Bacula-users

Re: [Bacula-users] Windows restore

2009-08-27 08:44:55
Subject: Re: [Bacula-users] Windows restore
From: "James Harper" <james.harper AT bendigoit.com DOT au>
To: "g d" <gebbletook AT gmail DOT com>, <bacula-users AT lists.sourceforge DOT net>
Date: Thu, 27 Aug 2009 22:41:29 +1000
> 
> I'm new to bacula and am considering it for a back up solution for a
small
> business.
> 
> I've gotten the impression from reading the docs and wiki that it is
difficult
> to restore a windows system (like windows server 2003 for instance)
after a
> wipe.
> 
> Couldn't I just reinstall the OS, the registry backup, and the windows
bacula
> client, reconfigure it and do a restore? I really only want some sql
(ms sql,
> mysql) databases, and a directory full of pdfs backed up nightly in
case of a
> failure or some kind of over write problem. What problems might I come
across
> trying this method? Thanks for any comments in advance.
> 
> I just set up bacula on ubuntu 8.04 server, and have a couple win 2003
> servers.

Try it and see :)

If the Windows 2003 machine(s) use normal SATA disks then buy some new
ones, pick a good time for scheduled maintenance, take the original
disks out, put the new blank ones in and enact your disaster recovery
plan. Once you are done, put the original disks back. If your server has
heaps of disks in it and you can't justify buying a complete new set to
test your backups then just buy one and do a proof-of-concept partial
restore. If you have a RAID controller make sure that it will be happy
with you swapping disks around like that though...

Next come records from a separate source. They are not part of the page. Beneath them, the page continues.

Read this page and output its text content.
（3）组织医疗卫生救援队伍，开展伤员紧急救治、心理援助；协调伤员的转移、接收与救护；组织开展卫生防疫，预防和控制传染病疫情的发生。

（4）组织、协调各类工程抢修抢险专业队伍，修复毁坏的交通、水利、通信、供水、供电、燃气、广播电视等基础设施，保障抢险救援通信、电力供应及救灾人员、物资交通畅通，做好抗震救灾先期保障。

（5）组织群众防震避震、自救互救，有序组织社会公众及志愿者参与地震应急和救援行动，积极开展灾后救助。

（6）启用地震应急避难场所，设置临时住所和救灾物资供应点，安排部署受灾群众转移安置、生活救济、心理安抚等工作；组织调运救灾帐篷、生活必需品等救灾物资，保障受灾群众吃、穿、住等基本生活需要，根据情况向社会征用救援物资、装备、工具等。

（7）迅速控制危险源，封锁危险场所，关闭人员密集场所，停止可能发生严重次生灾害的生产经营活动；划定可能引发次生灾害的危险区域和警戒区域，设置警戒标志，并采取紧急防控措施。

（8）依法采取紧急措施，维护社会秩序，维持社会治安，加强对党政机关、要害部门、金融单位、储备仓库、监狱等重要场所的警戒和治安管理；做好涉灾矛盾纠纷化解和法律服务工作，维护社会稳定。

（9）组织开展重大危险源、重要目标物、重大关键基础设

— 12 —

It's a bit more (a lot more probably) expensive if your server uses
hotswap SAS disks or something, and if you are restoring the registry
then restoring to a different (eg cheaper) test platform becomes a bit
harder but not impossible.

If you are doing incremental backups, be aware that the last-modified
date on the sql databases doesn't get updated like you'd expect (ask me
how I found that out :). If you are doing full backups then VSS takes
care of everything for you.

A few years ago I restored an XP machine using bacula on a BartPE boot
cd. The director and catalog was on another machine which made that side
of it easier (no need to restore catalog's etc). The restore process was
basically just:
. Build the BartPE CD and put bacula-fd and associated stuff on it
. Boot of the BartPE CD (this was actually a lot trickier than
anticipated - the CDROM driver turned out to be mostly stuffed)
. Set up networking
. Format and partition the disk and make it bootable
. Restore all the data

I'm not sure how you'll go restoring the registry 'live' - you may need
to restore it to another folder and then boot a recovery cd and copy it
from there or something. I've never done it that way.

Have a read of the ASR restore methodology on Microsoft's various web
sites to give you a basic understanding of the backup and restore
process on Windows and what restoring the registry entails.